If you haven't read The End of Food you probably should. It's an impressive read.

goobster  ·  2254 days ago  ·  link  ·  

Oh, I was thinking about the process of:

1. Hey Farmers, Uncle Sam here... here's money to grow SHITLOADS OF CORN FOR THE WAR EFFORT,

2. Hey Farmers, Uncle Sam again... umm... damn... that's a lot of corn. Like WAY too much!

3. Hey industrial food makers, Uncle Sam here, we need you to add corn to EVERYTHING to suck up this surplus, or our farmers are going to suffer.

4. Oh. And we'll subsidize it, just to ahem sweeten the pot.

5. Hey heathcare providers, Uncle Sam here, why are Americans so fat and lazy? Have some money to research the topic.

6. Healthcare researchers: because we eat too much sugar/corn. We need to cut back and eat real food. Not processed cheese food product.

7. HEY NOW! WHAT ABOUT THE FARMERS!! THAT's ANTI-AMERICAN!

Result: Today's supermarket.

kleinbl00  ·  2254 days ago  ·  link  ·  

Yeah but you're forgetting step 0.5:

0.5 Hey, Farmers, Uncle Sam here... we've discovered that we can radically influence the domestic and foreign affairs of half the world by using food as a carrot and/or stick. Therefore, the more food we have, the bigger the carrot and/or stick.

The rest of it flows from that. Our agricultural policy is designed around massive surpluses for tactical export. Whenever we have too much at home it's because everyone else is doing fine without us, much to our regret. Whenever we have too little at home...

wait, what am I saying. We never have too little at home.

https://en.wikipedia.org/wiki/2008_global_rice_crisis

WanderingEng  ·  2258 days ago  ·  link  ·  

Healthcare as non-profit sounds so wonderful, and I'm not just saying that because for the first time in my adult life I have medical bills (that are extremely manageable and could be considered as optional visits).

I couldn't agree more with nutrition over calories. My opinion based on anecdotal personal experience is eating more vegetables helps me feel better. If people ate more stuff that goes bad and less stuff that's shelf stable for months the calorie surpluses would erode. My dad recently told me he, at 71, finally figured out how to eat. He said he told the same thing to his physician's assistant who said it's great and a lot of people never figure it out.

In lieu of ending capitalism, do we do the best we can with education? Education won't solve this for the masses but can help individuals.

kleinbl00  ·  2258 days ago  ·  link  ·  

The more time I spend in the medical industry the better I like single-payer.

The prices are public, mandated by the state or feds, and argued over as policy. Your lobbyists, my lobbyists, your experts, my experts, your doctors, my doctors, your executives, my executives, they're all going to get together in a public space and hammer this shit out. This ICD-10 code pays this much. That one pays that much. Publish it all as a schedule on the interwebs so everyone can see it (my state already does).

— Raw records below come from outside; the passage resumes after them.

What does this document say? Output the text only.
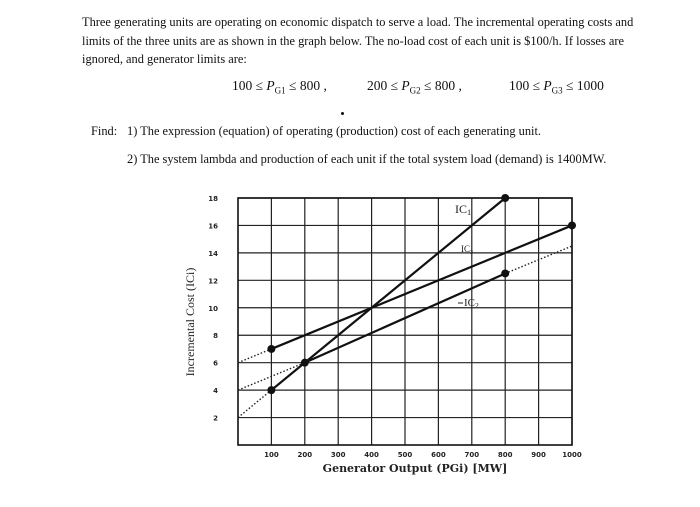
Three generating units are operating on economic dispatch to serve a load. The incremental operating costs and limits of the three units are as shown in the graph below. The no-load cost of each unit is $100/h. If losses are ignored, and generator limits are:
$100 \le P_{G1} \le 800$ ,	$200 \le P_{G2} \le 800$ ,	$100 \le P_{G3} \le 1000$
Find: 1) The expression (equation) of operating (production) cost of each generating unit.
2) The system lambda and production of each unit if the total system load (demand) is 1400MW.
100	200	300	400	500	600	700	800	900 1000
2
4
6
8
10
12
14
16
18
IC1
$IC_3$
IC2
Generator Output (PGi) [MW]
Incremental Cost (ICi)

Now any insurance company under the sun can bid on providing services in that state. Their profit is the difference between what it costs them to pay out those codes and what what they pull in as premiums (which are paid, in full or in part, by the state - there's another whole committee there). You can no longer make your profits by screwing patients - they aren't paying you directly. You can no longer make your profits by screwing healthcare providers - their pricing schedule is publicly available and if they gave a shot of Rhogam, you pay what the state says you pay for a shot of Rhogam.

The only way you can make money is by keeping people healthy.

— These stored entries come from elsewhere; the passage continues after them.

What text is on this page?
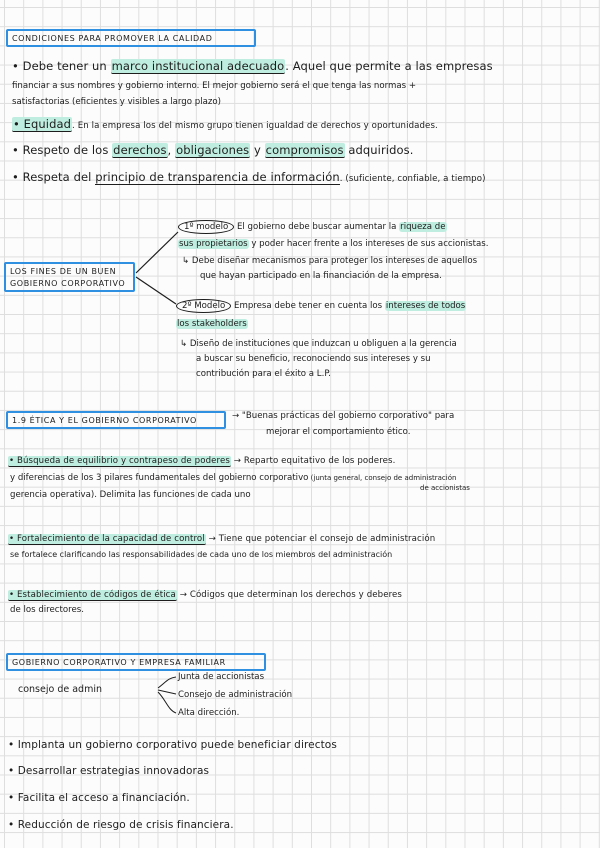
CONDICIONES PARA PROMOVER LA CALIDAD
• Debe tener un marco institucional adecuado. Aquel que permite a las empresas
financiar a sus nombres y gobierno interno. El mejor gobierno será el que tenga las normas +
satisfactorias (eficientes y visibles a largo plazo)
• Equidad. En la empresa los del mismo grupo tienen igualdad de derechos y oportunidades.
• Respeto de los derechos, obligaciones y compromisos adquiridos.
• Respeta del principio de transparencia de información. (suficiente, confiable, a tiempo)
LOS FINES DE UN BUEN
GOBIERNO CORPORATIVO
1º modelo El gobierno debe buscar aumentar la riqueza de
sus propietarios y poder hacer frente a los intereses de sus accionistas.
↳ Debe diseñar mecanismos para proteger los intereses de aquellos
que hayan participado en la financiación de la empresa.
2º Modelo Empresa debe tener en cuenta los intereses de todos
los stakeholders
↳ Diseño de instituciones que induzcan u obliguen a la gerencia
a buscar su beneficio, reconociendo sus intereses y su
contribución para el éxito a L.P.
1.9 ÉTICA Y EL GOBIERNO CORPORATIVO	→ "Buenas prácticas del gobierno corporativo" para
mejorar el comportamiento ético.
• Búsqueda de equilibrio y contrapeso de poderes → Reparto equitativo de los poderes.
y diferencias de los 3 pilares fundamentales del gobierno corporativo (junta general, consejo de administración
de accionistas
gerencia operativa). Delimita las funciones de cada uno
• Fortalecimiento de la capacidad de control → Tiene que potenciar el consejo de administración
se fortalece clarificando las responsabilidades de cada uno de los miembros del administración
• Establecimiento de códigos de ética → Códigos que determinan los derechos y deberes
de los directores.
GOBIERNO CORPORATIVO Y EMPRESA FAMILIAR
consejo de admin
Junta de accionistas
Consejo de administración
Alta dirección.
• Implanta un gobierno corporativo puede beneficiar directos
• Desarrollar estrategias innovadoras
• Facilita el acceso a financiación.
• Reducción de riesgo de crisis financiera.
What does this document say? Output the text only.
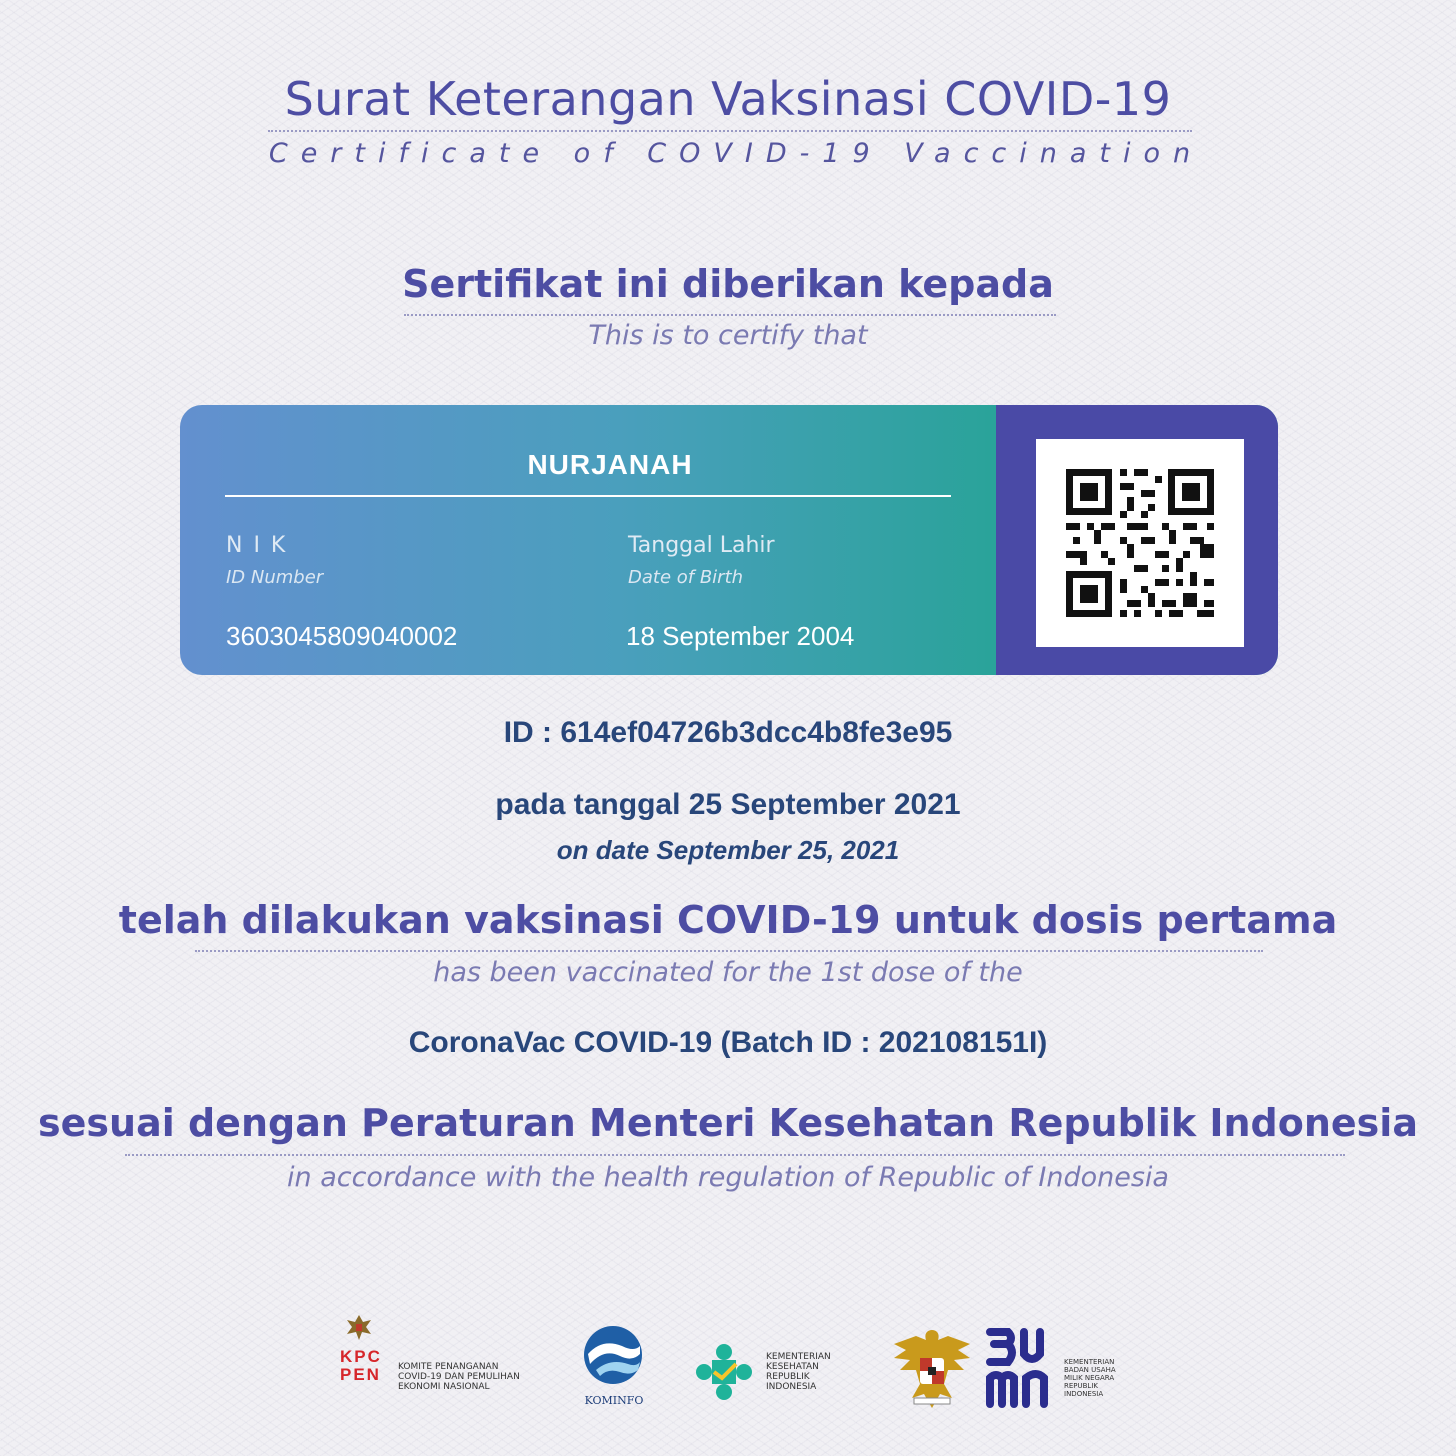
Surat Keterangan Vaksinasi COVID-19
Certificate of COVID-19 Vaccination
Sertifikat ini diberikan kepada
This is to certify that
NURJANAH
N I K
ID Number
3603045809040002
Tanggal Lahir
Date of Birth
18 September 2004
ID : 614ef04726b3dcc4b8fe3e95
pada tanggal 25 September 2021
on date September 25, 2021
telah dilakukan vaksinasi COVID-19 untuk dosis pertama
has been vaccinated for the 1st dose of the
CoronaVac COVID-19 (Batch ID : 202108151I)
sesuai dengan Peraturan Menteri Kesehatan Republik Indonesia
in accordance with the health regulation of Republic of Indonesia
KPC
PEN KOMITE PENANGANAN
COVID-19 DAN PEMULIHAN
EKONOMI NASIONAL
KOMINFO
KEMENTERIAN
KESEHATAN
REPUBLIK
INDONESIA
KEMENTERIAN
BADAN USAHA
MILIK NEGARA
REPUBLIK
INDONESIA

Preventive care starts looking really cheap then. So does group therapy. Nutrition? Fuck yeah let's pay our nutritionist her rate and have her be at the community center twice a week. And now you have a major multinational company whose profits depend on inner-city Detroit being healthy because those guys are eligible for healthcare, and they signed a contract to provide it.

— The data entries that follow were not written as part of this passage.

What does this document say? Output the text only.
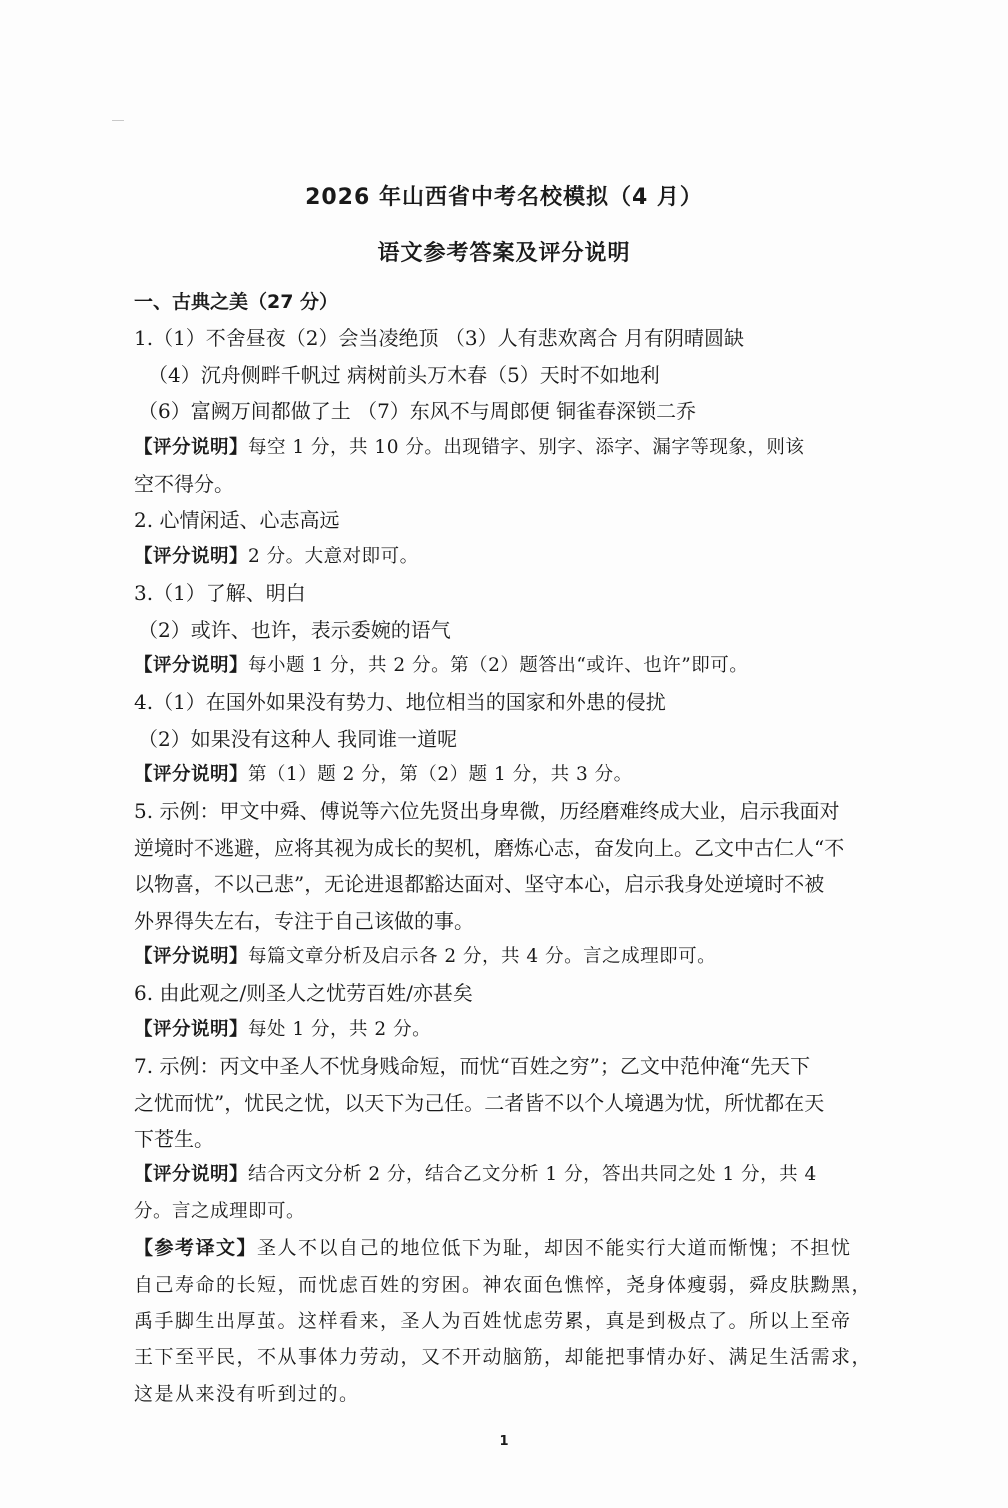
2026 年山西省中考名校模拟（4 月）
语文参考答案及评分说明
一、古典之美（27 分）
1.（1）不舍昼夜（2）会当凌绝顶 （3）人有悲欢离合 月有阴晴圆缺
（4）沉舟侧畔千帆过 病树前头万木春（5）天时不如地利
（6）富阙万间都做了土 （7）东风不与周郎便 铜雀春深锁二乔
【评分说明】每空 1 分，共 10 分。出现错字、别字、添字、漏字等现象，则该
空不得分。
2. 心情闲适、心志高远
【评分说明】2 分。大意对即可。
3.（1）了解、明白
（2）或许、也许，表示委婉的语气
【评分说明】每小题 1 分，共 2 分。第（2）题答出“或许、也许”即可。
4.（1）在国外如果没有势力、地位相当的国家和外患的侵扰
（2）如果没有这种人 我同谁一道呢
【评分说明】第（1）题 2 分，第（2）题 1 分，共 3 分。
5. 示例：甲文中舜、傅说等六位先贤出身卑微，历经磨难终成大业，启示我面对
逆境时不逃避，应将其视为成长的契机，磨炼心志，奋发向上。乙文中古仁人“不
以物喜，不以己悲”，无论进退都豁达面对、坚守本心，启示我身处逆境时不被
外界得失左右，专注于自己该做的事。
【评分说明】每篇文章分析及启示各 2 分，共 4 分。言之成理即可。
6. 由此观之/则圣人之忧劳百姓/亦甚矣
【评分说明】每处 1 分，共 2 分。
7. 示例：丙文中圣人不忧身贱命短，而忧“百姓之穷”；乙文中范仲淹“先天下
之忧而忧”，忧民之忧，以天下为己任。二者皆不以个人境遇为忧，所忧都在天
下苍生。
【评分说明】结合丙文分析 2 分，结合乙文分析 1 分，答出共同之处 1 分，共 4
分。言之成理即可。
【参考译文】圣人不以自己的地位低下为耻，却因不能实行大道而惭愧；不担忧
自己寿命的长短，而忧虑百姓的穷困。神农面色憔悴，尧身体瘦弱，舜皮肤黝黑，
禹手脚生出厚茧。这样看来，圣人为百姓忧虑劳累，真是到极点了。所以上至帝
王下至平民，不从事体力劳动，又不开动脑筋，却能把事情办好、满足生活需求，
这是从来没有听到过的。
1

For some reason, public health is considered a private problem. But trust me: you make Aetna's bottom line depend on welfare mothers eating healthy and welfare mothers will be eating healthy.

https://www.vox.com/policy-and-politics/2017/5/12/15629716/aetna-ceo-bertolini-single-payer

kleinbl00  ·  2259 days ago  ·  link  ·  

Goddamn it. Corn, wheat, rice and soy. Even potatoes are specialty crops.